EmoCo: Visual Analysis of Emotion Coherence in Presentation Videos
Our visualization system supports emotion analysis across three modalities (i.e., face, text, and audio) at different levels of details. The video view (a) summarizes each video in the collection and enables quick identification of videos of interest. The channel coherence view (b) shows emotion coherence of the three modalities at the sentence level and provides extracted features for channel exploration. The detail view (c) supports detail exploration for a selected sentence with some highlighted features and transition points. The sentence clustering view (d) provides a summary of the video and reveals the temporal patterns of emotion information. The word view (e) enables efficient quantitative analysis at the word level in the video transcript.

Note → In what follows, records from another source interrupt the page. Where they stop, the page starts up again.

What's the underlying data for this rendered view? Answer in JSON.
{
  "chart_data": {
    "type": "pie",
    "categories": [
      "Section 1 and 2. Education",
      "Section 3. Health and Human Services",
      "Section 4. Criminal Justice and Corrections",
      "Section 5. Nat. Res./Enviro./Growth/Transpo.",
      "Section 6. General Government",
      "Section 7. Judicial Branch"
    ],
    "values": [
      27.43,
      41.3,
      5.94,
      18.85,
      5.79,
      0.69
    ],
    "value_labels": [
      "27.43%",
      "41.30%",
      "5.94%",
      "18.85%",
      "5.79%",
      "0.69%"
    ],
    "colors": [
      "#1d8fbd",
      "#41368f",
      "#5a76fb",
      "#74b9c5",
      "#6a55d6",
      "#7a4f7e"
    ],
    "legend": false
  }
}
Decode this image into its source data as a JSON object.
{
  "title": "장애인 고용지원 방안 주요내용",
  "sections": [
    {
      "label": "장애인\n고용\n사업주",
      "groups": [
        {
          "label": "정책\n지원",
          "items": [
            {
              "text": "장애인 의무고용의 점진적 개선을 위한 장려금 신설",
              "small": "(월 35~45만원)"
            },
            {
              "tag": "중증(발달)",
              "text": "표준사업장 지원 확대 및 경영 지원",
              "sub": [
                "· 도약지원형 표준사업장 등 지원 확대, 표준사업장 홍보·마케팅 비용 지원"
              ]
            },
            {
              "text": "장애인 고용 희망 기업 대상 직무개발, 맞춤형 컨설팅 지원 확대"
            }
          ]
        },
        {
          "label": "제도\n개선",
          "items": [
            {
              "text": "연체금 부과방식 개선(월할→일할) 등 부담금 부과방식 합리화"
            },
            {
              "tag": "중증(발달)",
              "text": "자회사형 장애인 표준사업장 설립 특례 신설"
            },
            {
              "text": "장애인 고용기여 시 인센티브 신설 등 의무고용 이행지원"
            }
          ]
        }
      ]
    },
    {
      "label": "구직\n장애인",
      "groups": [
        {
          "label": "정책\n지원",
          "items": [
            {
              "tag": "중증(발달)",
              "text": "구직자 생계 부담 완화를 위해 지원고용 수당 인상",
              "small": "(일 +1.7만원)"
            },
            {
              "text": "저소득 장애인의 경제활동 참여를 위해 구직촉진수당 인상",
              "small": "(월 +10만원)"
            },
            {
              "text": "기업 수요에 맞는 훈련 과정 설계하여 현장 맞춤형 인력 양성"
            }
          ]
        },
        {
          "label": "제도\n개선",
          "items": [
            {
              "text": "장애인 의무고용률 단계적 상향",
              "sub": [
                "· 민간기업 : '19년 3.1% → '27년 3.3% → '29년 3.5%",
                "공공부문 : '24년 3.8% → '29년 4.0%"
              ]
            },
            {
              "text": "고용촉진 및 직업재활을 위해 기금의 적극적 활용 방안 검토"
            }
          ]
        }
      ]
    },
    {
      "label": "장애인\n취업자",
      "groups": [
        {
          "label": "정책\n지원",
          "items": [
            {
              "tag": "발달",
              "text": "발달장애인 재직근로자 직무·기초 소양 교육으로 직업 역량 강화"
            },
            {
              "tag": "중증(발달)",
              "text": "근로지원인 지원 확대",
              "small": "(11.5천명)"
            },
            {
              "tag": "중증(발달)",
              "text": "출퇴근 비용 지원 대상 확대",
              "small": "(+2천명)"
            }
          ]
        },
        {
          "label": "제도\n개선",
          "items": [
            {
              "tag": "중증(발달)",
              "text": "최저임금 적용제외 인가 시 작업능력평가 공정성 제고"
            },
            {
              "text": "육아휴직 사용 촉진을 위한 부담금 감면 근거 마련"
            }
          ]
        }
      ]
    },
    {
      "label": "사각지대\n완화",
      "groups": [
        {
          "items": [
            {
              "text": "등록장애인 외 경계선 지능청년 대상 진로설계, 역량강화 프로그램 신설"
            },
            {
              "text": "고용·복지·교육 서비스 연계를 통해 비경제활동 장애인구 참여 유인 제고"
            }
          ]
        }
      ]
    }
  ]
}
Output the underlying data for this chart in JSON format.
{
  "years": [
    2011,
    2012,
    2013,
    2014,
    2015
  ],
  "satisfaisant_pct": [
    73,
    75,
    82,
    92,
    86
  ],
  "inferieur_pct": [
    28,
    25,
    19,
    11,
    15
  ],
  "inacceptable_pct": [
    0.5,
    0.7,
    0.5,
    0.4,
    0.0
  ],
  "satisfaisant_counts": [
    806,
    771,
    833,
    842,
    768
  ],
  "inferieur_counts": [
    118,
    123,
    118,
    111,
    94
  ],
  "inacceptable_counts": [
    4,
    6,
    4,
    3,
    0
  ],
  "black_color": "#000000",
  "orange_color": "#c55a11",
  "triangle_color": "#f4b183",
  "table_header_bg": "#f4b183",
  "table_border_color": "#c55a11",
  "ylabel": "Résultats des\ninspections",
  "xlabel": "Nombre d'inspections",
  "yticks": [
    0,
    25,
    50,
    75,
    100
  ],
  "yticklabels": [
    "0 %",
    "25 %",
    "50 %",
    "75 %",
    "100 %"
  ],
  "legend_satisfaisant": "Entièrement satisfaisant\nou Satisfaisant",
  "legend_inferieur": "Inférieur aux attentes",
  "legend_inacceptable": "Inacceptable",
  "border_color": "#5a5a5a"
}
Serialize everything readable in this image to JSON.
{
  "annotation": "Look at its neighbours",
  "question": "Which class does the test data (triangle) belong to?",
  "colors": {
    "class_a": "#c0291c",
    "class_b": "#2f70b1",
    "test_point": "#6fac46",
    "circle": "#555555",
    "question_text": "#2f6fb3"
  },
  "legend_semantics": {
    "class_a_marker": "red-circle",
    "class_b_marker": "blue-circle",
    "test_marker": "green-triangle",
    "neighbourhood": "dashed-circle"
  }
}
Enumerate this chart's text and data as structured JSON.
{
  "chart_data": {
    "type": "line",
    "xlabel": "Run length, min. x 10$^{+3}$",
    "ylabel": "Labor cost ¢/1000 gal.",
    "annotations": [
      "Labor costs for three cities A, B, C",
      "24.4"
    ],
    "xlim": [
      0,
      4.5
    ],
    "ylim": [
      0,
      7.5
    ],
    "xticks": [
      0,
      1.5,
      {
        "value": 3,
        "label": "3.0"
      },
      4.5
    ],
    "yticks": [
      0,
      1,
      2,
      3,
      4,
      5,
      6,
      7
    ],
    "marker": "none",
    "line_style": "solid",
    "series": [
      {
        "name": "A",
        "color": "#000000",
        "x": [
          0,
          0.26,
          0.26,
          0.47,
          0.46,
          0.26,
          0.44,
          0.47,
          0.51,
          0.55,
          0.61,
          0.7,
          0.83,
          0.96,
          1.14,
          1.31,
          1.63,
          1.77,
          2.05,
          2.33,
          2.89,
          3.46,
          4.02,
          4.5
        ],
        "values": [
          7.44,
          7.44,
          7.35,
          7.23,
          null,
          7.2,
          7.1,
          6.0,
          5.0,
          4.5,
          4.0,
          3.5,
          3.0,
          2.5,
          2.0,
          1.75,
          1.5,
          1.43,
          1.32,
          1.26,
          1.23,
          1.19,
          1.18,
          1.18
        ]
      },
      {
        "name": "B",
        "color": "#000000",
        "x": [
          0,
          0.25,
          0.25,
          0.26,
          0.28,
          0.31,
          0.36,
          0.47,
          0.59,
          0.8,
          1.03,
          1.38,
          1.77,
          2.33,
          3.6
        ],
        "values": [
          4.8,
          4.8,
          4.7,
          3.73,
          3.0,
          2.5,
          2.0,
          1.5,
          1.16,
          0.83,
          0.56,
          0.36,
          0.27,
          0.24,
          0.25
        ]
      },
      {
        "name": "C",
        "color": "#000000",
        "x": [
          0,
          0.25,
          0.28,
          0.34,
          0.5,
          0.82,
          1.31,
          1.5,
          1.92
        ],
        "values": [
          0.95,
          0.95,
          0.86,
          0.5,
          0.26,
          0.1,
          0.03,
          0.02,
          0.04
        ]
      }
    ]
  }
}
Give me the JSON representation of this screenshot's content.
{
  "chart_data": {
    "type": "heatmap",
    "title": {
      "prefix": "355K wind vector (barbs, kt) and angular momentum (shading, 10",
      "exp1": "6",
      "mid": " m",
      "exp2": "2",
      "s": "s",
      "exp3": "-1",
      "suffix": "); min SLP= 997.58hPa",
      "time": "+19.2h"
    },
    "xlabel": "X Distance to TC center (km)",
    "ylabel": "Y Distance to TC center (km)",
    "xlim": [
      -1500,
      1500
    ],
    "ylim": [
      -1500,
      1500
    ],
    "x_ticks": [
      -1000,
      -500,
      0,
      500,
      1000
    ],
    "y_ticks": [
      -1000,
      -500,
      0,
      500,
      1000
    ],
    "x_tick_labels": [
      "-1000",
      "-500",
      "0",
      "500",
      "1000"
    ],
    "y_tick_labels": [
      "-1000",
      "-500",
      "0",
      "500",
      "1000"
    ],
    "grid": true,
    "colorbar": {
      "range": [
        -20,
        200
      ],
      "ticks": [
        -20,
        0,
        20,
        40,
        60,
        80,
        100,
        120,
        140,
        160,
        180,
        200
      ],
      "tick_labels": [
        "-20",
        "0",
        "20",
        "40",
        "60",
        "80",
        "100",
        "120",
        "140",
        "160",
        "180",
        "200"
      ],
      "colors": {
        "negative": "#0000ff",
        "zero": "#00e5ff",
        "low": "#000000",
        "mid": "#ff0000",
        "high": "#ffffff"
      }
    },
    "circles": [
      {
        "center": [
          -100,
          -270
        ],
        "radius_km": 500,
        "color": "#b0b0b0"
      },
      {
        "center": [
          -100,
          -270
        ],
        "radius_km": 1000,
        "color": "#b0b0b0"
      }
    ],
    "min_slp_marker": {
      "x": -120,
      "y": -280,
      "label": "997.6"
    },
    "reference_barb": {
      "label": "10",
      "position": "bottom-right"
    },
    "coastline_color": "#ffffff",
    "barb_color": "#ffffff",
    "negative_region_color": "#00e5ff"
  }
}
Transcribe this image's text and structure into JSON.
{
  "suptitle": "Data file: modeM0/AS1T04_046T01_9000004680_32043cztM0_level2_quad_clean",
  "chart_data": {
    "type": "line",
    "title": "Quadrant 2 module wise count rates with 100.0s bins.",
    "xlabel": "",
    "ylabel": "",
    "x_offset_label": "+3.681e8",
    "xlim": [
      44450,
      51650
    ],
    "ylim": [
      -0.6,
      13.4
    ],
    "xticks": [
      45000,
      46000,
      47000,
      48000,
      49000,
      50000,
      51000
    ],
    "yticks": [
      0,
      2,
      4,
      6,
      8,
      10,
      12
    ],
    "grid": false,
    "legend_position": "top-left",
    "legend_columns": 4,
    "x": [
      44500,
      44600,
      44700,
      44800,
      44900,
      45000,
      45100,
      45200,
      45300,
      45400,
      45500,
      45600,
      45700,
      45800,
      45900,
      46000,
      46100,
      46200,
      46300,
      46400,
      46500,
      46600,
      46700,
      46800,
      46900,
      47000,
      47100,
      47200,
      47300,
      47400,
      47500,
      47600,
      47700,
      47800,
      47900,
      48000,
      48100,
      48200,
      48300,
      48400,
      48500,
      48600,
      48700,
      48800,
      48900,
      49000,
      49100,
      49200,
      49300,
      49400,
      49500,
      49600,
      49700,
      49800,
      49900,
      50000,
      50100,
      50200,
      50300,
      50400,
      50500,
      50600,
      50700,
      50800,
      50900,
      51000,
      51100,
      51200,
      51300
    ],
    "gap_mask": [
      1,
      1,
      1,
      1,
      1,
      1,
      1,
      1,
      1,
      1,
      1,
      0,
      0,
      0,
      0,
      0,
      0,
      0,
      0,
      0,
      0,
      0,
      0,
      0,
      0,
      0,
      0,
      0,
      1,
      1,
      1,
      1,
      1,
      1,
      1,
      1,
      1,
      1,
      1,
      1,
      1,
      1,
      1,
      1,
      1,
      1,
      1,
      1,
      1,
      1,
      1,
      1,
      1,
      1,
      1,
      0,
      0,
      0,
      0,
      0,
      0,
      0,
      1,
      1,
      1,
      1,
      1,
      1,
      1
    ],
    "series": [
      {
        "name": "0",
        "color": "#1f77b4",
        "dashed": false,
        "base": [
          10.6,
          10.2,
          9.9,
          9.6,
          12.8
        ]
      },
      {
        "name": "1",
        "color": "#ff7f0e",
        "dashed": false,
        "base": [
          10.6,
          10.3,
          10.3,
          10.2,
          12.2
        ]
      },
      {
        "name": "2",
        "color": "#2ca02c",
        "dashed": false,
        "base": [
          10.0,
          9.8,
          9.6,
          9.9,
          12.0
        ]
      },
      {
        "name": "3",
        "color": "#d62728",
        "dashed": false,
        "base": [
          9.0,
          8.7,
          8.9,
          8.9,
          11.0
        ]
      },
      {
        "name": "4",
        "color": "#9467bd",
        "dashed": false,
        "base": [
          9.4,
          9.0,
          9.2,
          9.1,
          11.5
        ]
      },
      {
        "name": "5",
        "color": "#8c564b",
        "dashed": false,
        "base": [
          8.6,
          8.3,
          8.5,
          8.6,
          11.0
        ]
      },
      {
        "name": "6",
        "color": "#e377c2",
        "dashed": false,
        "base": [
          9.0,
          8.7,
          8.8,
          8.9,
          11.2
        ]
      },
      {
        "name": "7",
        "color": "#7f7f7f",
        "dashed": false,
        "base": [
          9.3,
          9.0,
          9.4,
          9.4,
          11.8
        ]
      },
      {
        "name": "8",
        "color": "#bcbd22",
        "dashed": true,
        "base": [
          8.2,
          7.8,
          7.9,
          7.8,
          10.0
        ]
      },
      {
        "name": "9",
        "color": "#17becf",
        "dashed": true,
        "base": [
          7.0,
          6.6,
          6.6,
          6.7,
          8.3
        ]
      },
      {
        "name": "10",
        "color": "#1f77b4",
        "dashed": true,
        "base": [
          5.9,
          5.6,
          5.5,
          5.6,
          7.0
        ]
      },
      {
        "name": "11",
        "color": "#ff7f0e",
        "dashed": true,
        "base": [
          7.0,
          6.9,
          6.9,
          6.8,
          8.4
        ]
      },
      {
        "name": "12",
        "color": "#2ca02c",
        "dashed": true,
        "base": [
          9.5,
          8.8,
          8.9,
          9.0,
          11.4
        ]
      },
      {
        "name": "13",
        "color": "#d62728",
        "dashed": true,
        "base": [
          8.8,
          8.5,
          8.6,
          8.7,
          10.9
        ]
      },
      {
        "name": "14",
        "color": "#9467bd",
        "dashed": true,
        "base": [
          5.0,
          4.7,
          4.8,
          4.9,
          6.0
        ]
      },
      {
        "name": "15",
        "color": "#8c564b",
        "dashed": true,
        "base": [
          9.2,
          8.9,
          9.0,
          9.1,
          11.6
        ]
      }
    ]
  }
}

Emotions play a key role in human communication and public presentations. Human emotions are usually expressed through multiple modalities. Therefore, exploring multimodal emotions and their coherence is of great value for understanding emotional expressions in presentations and improving presentation skills. However, manually watching and studying presentation videos is often tedious and time-consuming. There is a lack of tool support to help conduct an efficient and in-depth multi-level analysis. Thus, in this paper, we introduce EmoCo, an interactive visual analytics system to facilitate efficient analysis of emotion coherence across facial, text, and audio modalities in presentation videos. Our visualization system features a channel coherence view and a sentence clustering view that together enable users to obtain a quick overview of emotion coherence and its temporal evolution. In addition, a detail view and word view enable detailed exploration and comparison from the sentence level and word level, respectively. We thoroughly evaluate the proposed system and visualization techniques through two usage scenarios based on TED Talk videos and interviews with two domain experts. The results demonstrate the effectiveness of our system in gaining insights into emotion coherence in presentations.